Робко всеми силами сводя к баталиям устные схолии на тему «Метафизика как отображение сублиминального» оратор = оратай полей сознания начинает с апологии Джемса (само сублиминальное — уже скрытая ссылка на «Многообразие религиозного опыта»); затем, после легких вариаций на темы Юнга и Маслоу, переходит к иерархиям Уилбера, упомянув Успенского со Штайнером — и изумляет присутствующих заблаговременно приготовленным публичным открытием соответствия Абсолюта самому себе, а тонкого и причинного уровней бытия трансперсональной области психики; затем затевает беседу об интерпретации «как» в заглавии — равенство? эквивалентность? указание на частное, подразумевающее и нечто общее? (сублиминальное может отображаться не только философским трактатом, но и иными текстами); затем, придав Платону, Дионисию и Августину в сотоварищи Панке, Ричардса, Налимова и других вечных философов, углубляется в размышления о переживании и истолковании того, что испытала в пресветлом умопомрачении пророческая природа души — и, наконец, ставит точку (над «и»? в конце предложения? в центре бесконечного белого листа?), утверждая, что переживание (осознанное или неосознанное) опыта (опосредованного или неопосредованного) проникновения (или непроникновения) в фундаментальные слои реальности — непременное условие метафизической мысли.
В письменном варианте все, припасенное для устного, будет скорее забавным чем занятным и скорее банальным чем оригинальным — и автору, предвосхищая заслуженно скептическое “hic Rhodus hic salta” придется предъявить читателю текст, отображающий сублиминальный (постнатальный) опыт — текст, который никаким иным, кроме метафизического, быть не может.
воды рук его выбрали в книгах пустынных
смыв поверхностный смысл
назначая
иным неподвижность иным перемену
иным невозможное переписать для живущих
на страницах иных
расплескав
драгоценные блики
Чем отчетливее ощущения, тем трудней описать их — словами и символами, которые приходится специально вводить и разъяснять, которые, тем не менее, могут остаться непонятыми: «оцепенение», «навья сила», «отсеченное пространство»… Начать, хотя бы, с последнего. «Замороженный» анестезией участок кожи, лишенный не только болевых, но и всех прочих сенсорных возможностей или попытка почувствовать инородным предметом дают отдаленное представление об «отсеченном пространстве». Напоминает о нем также вынужденная неподвижность, бесчувствие и кажущаяся невесомость — всего на несколько мгновений — конечности, в которой какое-то время были предельно напряжены, а затем резко расслаблены противодействующие группы мышц.
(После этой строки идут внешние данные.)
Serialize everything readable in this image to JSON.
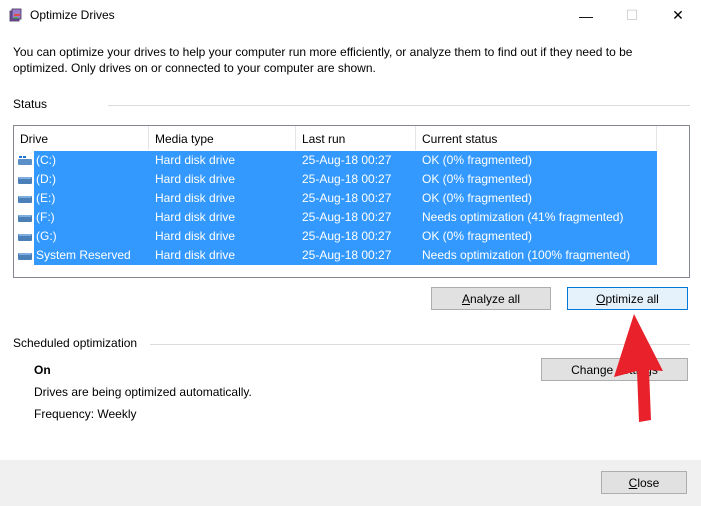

Ни одно из пяти чувств в «отсеченном пространстве» невозможно: зримые образы проступают будто извне, осязание не знает прикосновения, нет ни холода, ни тепла, слух заполняется гулкими басовыми отзвуками на фоне равномерного, почти неразличимого, зловеще хрипящего вдоха. Предметы и существа, попавшие сюда, чужды не только наблюдателю, которому нет места в этом нигде, не только друг другу, но и сами себе. Источник света найти невозможно, все поверхности покрыты пеплом, бледно сияющем наподобие зимней заоблачной луны — явным, почти существующим. Все в «отсеченном пространстве» находится, с одной стороны, в состоянии «оцепенения», с другой же — наполнено «навьей силой», которую — со степенью приближения, достаточной лишь для того, чтобы знакомые с ней поняли, о чем идет речь — можно описать как переизбыток, неимоверное давление (изнутри — разрывающее, извне — расплющивающее) мощи, достаточной для разрушительных действий любого масштаба. Только «оцепенение» лишает ее возможности совершить перемещение или перемену. Однако равновесие порой нарушается: оцепенение ослабевает, часть навьей силы обретает свободу, начинается нераспознаваемое земными шевеление подземных; кромешный ветер вздымает толщи воздуха, камня, огня, крушит и искажает; тревожная нота вторгается в безмолвие парящих; живых и неподвижных покрывает слой отвратительного лунного пепла.
из иссохших глазниц
из лунной травы
сквозь предел обозначенный камнем пустыней скалой
из океана ума
неподвижно идущихзову
появленье
незримою жутью
неосязаемым мягким тепломответ их
без умысла речь
голосами немымиони говорят
вы живете листая страницы
наша сеть не имеет другой стороны
наша сеть безгранична безмерна
сплетенное в ней
внеони говорят
возникающий ветер
в одном
переходит в других
чтобы выкосить царства
эпохиони говорят
мы мерцающий след
мы минуем живых
каждый
неотделимый от прочих
звучанье на всем протяженьи ствола
с полым внутренним с полным отсутствием внешнего
в вечный час отторженьяони говорят
их язык бессловесен
их бытие
без конца
без начала
дыхание
твердь
пустоты
Сквозь серый, поначалу безраздельный, сумрак постепенно различимой становится полубесконечная плоскость стола и ряд восседающих. Появляется бледный желтовато-бронзовый оттенок. Подаваемая пища — без вкуса и запаха, безобразна и неосязаема — единственное, что можно сказать о ней наверняка — что это действительно пища — мертвая снедь. Для того, чтобы съесть предложенное, не нужно подносить ко рту, жевать, проглатывать — достаточно, оказавшись за столом, изъявить желание. Насытившиеся направляются вглубь серо-бронзового мира и уже легко ориентируются в нем, начиная отчетливо видеть и легко перемещаться. Спектр цветов расширяется почти до ярких. Церемония застолья играет здесь, как и в жизни, весьма важную роль: съеденное среди живых дает бодрость и энергию, поглощенное за полубесконечным столом наполняет ощущением приятия тусклого, вязкого существования, надеждой слиться со звонким, упруго-парящим ничто. Чем чаще вкушает пришедший мертвую снедь, тем уютней и желанней кажется ему новое обиталище, тем меньше интересуют его дольние заботы и удовольствия, тем реже в мыслях-воспоминаниях своих возвращается он к родным и близким, все еще надеющимся на его благополучное выздоровление.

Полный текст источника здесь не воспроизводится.